ISLAMABAD: Pakistan’s ministry of foreign affairs on Thursday lodged a formal protest with Iran for not taking action against militant groups that Islamabad believes have bases in Iran and use its territory to launch attacks against Pakistan, including an assault this week in which 14 bus passengers were killed.
The protest comes on the eve of Prime Minister Imran Khan’s two-day maiden visit to Iran which begins on Sunday. 
On Thursday, gunmen disguised as Pakistani security officials forced passengers off buses on the Makran Coastal Highway in the southwestern Balochistan province bordering Iran, killing 14. 
"Pakistan awaits Iran’s response to its request for action against these groups based in Iran, whose locations have been identified by Pakistan a number of times," the foreign office said in a statement. 
Giving details of the attack, the foreign office said between 15-20 gunmen in paramilitary uniforms stopped 3-4 buses at sunrise on April 18 and after identifying the passengers, killed 14 personnel of the Pakistan army.
"After the incident, the terrorists who arrived from border region [between Pakistan and Iran] returned to that area," the statement said. 


"BRAS," an alliance of three Baloch separatist organisations, had claimed responsibility for the attack, the foreign office said, adding that it had repeatedly shared with Iran "information about the hubs of these Baloch terrorist organisations in Iran, having training camps and logistics bases across the border."
“Pakistan has repeatedly shared intelligence about these activities,” the statement read. “Unfortunately no action has been taken by Iran in this regard to date.”

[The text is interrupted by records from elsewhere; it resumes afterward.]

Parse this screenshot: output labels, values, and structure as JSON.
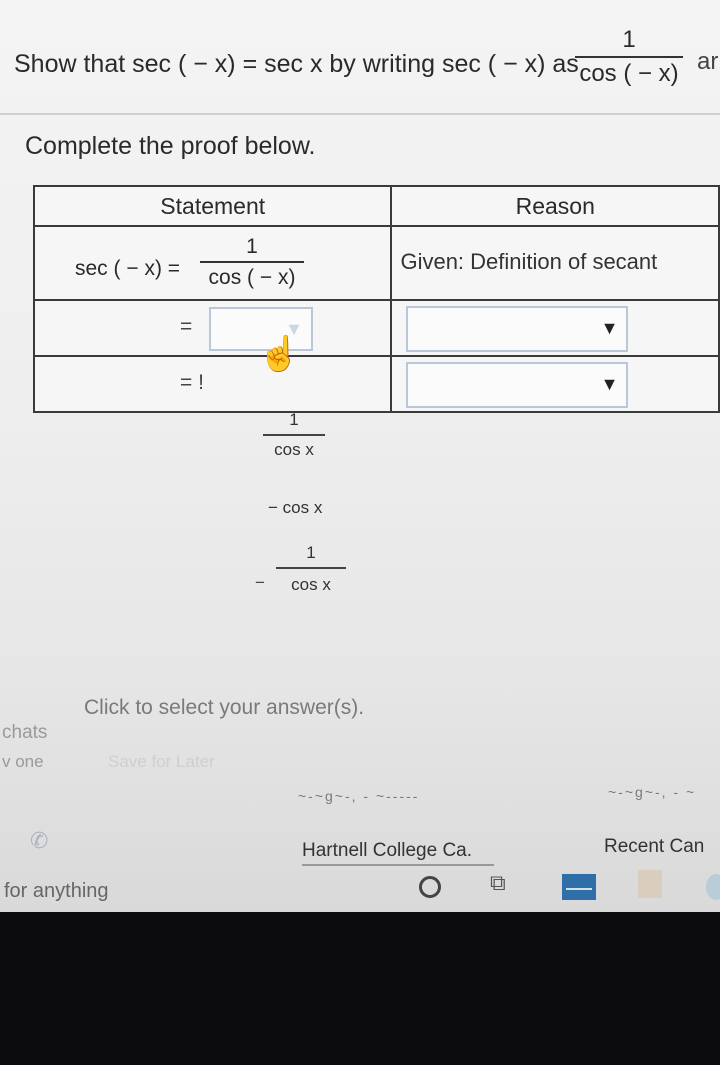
{
  "prompt": {
    "text": "Show that sec ( − x) = sec x by writing sec ( − x) as",
    "fraction_numerator": "1",
    "fraction_denominator": "cos ( − x)",
    "cut_text": "ar"
  },
  "instruction": "Complete the proof below.",
  "table": {
    "header_statement": "Statement",
    "header_reason": "Reason",
    "row1": {
      "lhs": "sec ( − x) =",
      "numerator": "1",
      "denominator": "cos ( − x)",
      "reason": "Given: Definition of secant"
    },
    "row2": {
      "eq": "="
    },
    "row3": {
      "eq": "= !"
    }
  },
  "options": [
    {
      "numerator": "1",
      "denominator": "cos x"
    },
    {
      "text": "− cos x"
    },
    {
      "minus": "−",
      "numerator": "1",
      "denominator": "cos x"
    }
  ],
  "hint": "Click to select your answer(s).",
  "side": {
    "line1": "chats",
    "line2": "v one"
  },
  "save_later": "Save for Later",
  "browser_tabs": {
    "tab1": "Hartnell College Ca.",
    "tab2": "Recent Can",
    "squiggle1": "~-~g~-, - ~-----",
    "squiggle2": "~-~g~-, - ~"
  },
  "taskbar": {
    "search_text": "for anything"
  },
  "colors": {
    "screen_bg": "#eeeeee",
    "dropdown_border": "#b8c8d8",
    "mail_icon": "#2f6fa8"
  }
}
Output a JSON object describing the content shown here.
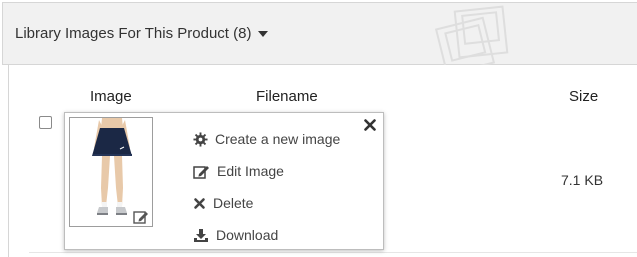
{
  "header": {
    "title": "Library Images For This Product (8)"
  },
  "table": {
    "columns": {
      "image": "Image",
      "filename": "Filename",
      "size": "Size"
    },
    "row": {
      "size": "7.1 KB"
    }
  },
  "popup": {
    "menu": [
      {
        "label": "Create a new image",
        "icon": "gear-icon"
      },
      {
        "label": "Edit Image",
        "icon": "edit-icon"
      },
      {
        "label": "Delete",
        "icon": "close-icon"
      },
      {
        "label": "Download",
        "icon": "download-icon"
      }
    ]
  },
  "colors": {
    "header_bg": "#f1f1f1",
    "border": "#d6d6d6",
    "skirt": "#1b2845",
    "text": "#333333"
  }
}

Separatist groups have been waging an insurgency in Balochistan for more than a decade, demanding an end to what they see as the exploitation of their resources by people from other parts of Pakistan. 
In a similar attack in May 2015, gunmen wearing security forces’ uniforms killed at least 22 passengers after unloading them from buses traveling from the western city of Quetta to Karachi on the southern coast.
Militants and Balochi separatists regularly target civilians and the security forces in Balochistan, which is at the centre of the much-vaulted $62 billion China Pakistan Economic Corridor that Pakistan is building with Chinese loans.